This afternoon I was bent over, carefully turning the beets I was roasting for my dinner salad. And the thought occurred to me, I eat really healthy. I am not always thinking that. A lot of times what I am thinking is why can’t I lose this weight? What’s wrong with me? Or on a really bad day What a failure. You’re a big fake.
But a lot of days what I think about this extra weight (currently 176) is “humility.” Maybe that’s what its all about. There is a verse in the middle of Colossians 3 that I have memorized.
“Since you are the holy people that God has chosen to love, you must clothe yourselves with tenderhearted mercy, kindness, humility, gentleness, and patience.”
At the time when I was memorizing it and thinking about the meaning of the words, I figured that humility was the central word in that list, and it was central to all those other good qualities. You couldn’t be kind or gentle or patient, or have tenderhearted mercy if you were not humble. Humility is not something that comes naturally to me. Heck, none of those character traits comes NATURALLY to me.
So maybe that’s what this extra weight is about. Keeping me humble. I sure can’t brag about being a super-loser. Right now I can’t even seem to lose 8 measly pounds. I never reached my goal weight at Weight Watchers. I haven’t even mastered “maintenance” after working on it for five years. Not everything looks good on me. I have to look a little harder to find clothes that fit.
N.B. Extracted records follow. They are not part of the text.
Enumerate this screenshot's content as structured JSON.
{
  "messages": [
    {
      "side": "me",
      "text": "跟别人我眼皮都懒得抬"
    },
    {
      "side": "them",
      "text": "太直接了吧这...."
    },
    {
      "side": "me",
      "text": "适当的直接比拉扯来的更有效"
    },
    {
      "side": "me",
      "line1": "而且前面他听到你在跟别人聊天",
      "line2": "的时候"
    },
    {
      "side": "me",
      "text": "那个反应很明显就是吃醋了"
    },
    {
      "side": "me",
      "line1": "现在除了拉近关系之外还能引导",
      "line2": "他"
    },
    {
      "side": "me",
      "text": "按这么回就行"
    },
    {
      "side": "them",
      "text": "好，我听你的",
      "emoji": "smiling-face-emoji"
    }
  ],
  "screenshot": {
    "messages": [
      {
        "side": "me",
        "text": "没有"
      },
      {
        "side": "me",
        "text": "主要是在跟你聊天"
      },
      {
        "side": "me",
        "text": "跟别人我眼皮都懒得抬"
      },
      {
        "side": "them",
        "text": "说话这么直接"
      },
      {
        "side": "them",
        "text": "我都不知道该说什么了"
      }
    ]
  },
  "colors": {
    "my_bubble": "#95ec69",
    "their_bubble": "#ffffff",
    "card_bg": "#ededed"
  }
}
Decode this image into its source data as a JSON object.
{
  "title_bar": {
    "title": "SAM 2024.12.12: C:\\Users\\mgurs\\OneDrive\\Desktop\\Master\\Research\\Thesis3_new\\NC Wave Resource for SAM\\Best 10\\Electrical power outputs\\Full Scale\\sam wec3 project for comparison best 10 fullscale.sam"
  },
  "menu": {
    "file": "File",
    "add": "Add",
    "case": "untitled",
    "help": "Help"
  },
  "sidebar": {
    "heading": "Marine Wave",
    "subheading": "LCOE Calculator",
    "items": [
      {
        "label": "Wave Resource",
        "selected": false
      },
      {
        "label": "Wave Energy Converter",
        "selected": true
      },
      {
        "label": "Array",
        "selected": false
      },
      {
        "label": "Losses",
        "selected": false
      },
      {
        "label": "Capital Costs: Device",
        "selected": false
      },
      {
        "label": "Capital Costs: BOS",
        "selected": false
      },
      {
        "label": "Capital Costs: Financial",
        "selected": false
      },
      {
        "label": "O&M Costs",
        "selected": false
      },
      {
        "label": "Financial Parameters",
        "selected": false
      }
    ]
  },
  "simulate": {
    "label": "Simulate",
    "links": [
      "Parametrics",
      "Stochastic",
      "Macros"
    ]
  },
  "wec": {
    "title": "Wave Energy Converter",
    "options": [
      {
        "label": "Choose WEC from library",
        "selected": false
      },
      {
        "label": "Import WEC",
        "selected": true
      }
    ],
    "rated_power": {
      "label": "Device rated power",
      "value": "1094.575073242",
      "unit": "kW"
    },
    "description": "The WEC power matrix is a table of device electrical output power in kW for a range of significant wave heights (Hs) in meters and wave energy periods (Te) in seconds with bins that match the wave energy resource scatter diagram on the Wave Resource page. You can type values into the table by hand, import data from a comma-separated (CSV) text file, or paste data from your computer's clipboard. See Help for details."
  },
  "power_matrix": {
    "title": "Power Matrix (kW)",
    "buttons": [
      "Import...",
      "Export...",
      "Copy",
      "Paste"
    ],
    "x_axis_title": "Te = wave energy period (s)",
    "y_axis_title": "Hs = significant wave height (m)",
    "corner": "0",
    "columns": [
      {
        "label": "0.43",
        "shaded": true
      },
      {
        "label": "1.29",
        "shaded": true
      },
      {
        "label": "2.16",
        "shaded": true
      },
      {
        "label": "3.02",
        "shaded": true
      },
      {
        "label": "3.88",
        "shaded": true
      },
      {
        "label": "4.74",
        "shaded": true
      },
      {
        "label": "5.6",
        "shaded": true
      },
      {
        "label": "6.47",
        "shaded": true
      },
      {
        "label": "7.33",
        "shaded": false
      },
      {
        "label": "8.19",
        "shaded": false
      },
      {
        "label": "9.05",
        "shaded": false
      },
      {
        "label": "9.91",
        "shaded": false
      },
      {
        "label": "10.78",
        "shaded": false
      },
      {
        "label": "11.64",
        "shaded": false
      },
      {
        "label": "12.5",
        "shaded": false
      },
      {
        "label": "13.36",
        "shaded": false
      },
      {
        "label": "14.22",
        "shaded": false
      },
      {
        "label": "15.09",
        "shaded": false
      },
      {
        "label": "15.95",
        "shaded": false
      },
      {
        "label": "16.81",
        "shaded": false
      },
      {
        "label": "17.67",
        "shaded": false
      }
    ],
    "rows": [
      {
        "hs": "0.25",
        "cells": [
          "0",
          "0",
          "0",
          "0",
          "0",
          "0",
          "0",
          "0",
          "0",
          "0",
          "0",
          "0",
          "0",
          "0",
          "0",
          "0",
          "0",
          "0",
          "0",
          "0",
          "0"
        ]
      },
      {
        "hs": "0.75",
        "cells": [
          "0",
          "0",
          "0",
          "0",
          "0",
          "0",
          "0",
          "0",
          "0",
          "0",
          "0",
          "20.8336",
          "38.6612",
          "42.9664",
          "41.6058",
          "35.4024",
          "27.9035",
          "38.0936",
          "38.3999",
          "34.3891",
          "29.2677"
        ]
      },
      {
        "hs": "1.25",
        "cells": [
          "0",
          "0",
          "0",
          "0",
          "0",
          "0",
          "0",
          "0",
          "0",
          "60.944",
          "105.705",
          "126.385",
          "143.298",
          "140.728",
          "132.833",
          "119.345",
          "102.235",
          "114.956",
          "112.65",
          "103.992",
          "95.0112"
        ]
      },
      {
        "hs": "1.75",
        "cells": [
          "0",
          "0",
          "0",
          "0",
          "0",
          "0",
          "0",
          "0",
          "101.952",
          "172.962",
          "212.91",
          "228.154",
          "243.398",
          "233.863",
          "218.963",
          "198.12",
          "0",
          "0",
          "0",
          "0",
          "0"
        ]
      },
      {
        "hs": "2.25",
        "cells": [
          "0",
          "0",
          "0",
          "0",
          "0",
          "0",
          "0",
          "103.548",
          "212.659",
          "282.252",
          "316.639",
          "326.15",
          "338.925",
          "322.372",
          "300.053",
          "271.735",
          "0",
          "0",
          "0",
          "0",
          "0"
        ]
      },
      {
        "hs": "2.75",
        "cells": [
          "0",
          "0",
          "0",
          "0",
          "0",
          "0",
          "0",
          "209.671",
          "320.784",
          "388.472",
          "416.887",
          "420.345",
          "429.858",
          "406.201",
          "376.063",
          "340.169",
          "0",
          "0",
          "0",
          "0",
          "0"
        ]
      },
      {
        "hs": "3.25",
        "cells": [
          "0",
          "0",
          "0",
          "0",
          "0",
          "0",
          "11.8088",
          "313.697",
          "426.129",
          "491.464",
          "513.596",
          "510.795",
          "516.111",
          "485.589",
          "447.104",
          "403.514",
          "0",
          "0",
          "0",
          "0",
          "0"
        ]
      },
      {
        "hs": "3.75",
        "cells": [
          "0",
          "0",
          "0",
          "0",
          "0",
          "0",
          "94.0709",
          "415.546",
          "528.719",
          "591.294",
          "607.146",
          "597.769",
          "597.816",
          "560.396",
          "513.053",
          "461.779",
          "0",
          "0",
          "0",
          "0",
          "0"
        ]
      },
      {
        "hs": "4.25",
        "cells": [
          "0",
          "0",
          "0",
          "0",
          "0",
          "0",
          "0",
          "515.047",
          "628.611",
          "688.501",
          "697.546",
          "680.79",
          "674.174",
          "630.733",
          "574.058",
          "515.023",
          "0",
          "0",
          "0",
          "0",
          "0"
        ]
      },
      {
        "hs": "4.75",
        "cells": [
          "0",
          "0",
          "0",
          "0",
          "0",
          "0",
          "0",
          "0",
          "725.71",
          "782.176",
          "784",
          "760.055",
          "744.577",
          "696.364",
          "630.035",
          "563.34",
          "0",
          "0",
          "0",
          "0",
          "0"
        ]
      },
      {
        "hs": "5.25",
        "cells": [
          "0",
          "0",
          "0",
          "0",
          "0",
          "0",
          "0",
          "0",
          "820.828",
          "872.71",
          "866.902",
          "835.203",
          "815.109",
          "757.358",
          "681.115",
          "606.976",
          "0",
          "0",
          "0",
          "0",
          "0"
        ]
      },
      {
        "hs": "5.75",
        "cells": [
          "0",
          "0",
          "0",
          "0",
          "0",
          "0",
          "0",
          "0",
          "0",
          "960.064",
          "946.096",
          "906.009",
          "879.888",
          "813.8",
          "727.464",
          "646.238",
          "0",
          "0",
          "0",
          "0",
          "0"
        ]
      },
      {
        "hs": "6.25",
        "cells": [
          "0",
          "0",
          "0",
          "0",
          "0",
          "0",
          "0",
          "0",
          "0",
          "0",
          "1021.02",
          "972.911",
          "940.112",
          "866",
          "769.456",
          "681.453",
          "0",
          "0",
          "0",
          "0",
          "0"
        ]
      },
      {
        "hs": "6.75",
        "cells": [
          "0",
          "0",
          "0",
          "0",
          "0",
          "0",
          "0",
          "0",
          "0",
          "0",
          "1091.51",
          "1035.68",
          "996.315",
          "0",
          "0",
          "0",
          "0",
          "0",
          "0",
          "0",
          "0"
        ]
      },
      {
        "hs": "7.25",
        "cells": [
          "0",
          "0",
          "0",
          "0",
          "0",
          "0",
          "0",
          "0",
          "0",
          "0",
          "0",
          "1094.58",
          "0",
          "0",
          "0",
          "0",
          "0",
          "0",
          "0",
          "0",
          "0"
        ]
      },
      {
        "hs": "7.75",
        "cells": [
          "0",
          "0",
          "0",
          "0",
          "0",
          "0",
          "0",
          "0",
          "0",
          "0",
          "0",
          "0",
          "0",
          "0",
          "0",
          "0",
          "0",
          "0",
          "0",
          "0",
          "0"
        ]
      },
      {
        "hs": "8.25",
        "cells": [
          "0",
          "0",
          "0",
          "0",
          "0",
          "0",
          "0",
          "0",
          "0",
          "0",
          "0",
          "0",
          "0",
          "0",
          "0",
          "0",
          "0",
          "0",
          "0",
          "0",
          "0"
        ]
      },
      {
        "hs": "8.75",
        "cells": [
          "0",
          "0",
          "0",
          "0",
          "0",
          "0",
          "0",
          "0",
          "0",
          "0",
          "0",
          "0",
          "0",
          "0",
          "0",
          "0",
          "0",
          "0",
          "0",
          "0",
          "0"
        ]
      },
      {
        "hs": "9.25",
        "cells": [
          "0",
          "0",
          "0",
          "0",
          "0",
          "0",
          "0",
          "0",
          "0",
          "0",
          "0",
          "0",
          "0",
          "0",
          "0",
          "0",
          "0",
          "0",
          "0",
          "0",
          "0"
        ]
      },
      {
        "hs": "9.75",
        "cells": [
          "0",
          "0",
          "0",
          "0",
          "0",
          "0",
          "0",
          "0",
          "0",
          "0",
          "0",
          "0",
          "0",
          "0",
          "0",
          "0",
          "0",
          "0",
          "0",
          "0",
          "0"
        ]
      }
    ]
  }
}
But when I have a thought like that “I eat healthy,” that is something I can take courage in. That is taking care of this “earthen vessel” (2 Cor. 4:7) as best I can. Yesterday I took a walk. Everything hurt. But I just kept walking. Today I had a break between appointments, and I went to the gym, got in the pool and ran back and forth for a half hour–first time I did that (no swimming) and it worked out pretty good–no wet hair to deal with! I looked at Vicky’s offerings, and chose one of the lower calorie items for my lunch.
Then I went to the dentist where the dental hygienist WORKED OVER my teeth–ack. Afterward I treated myself to a small frosty. Most worthy and most deserved. But not perfect. Humility.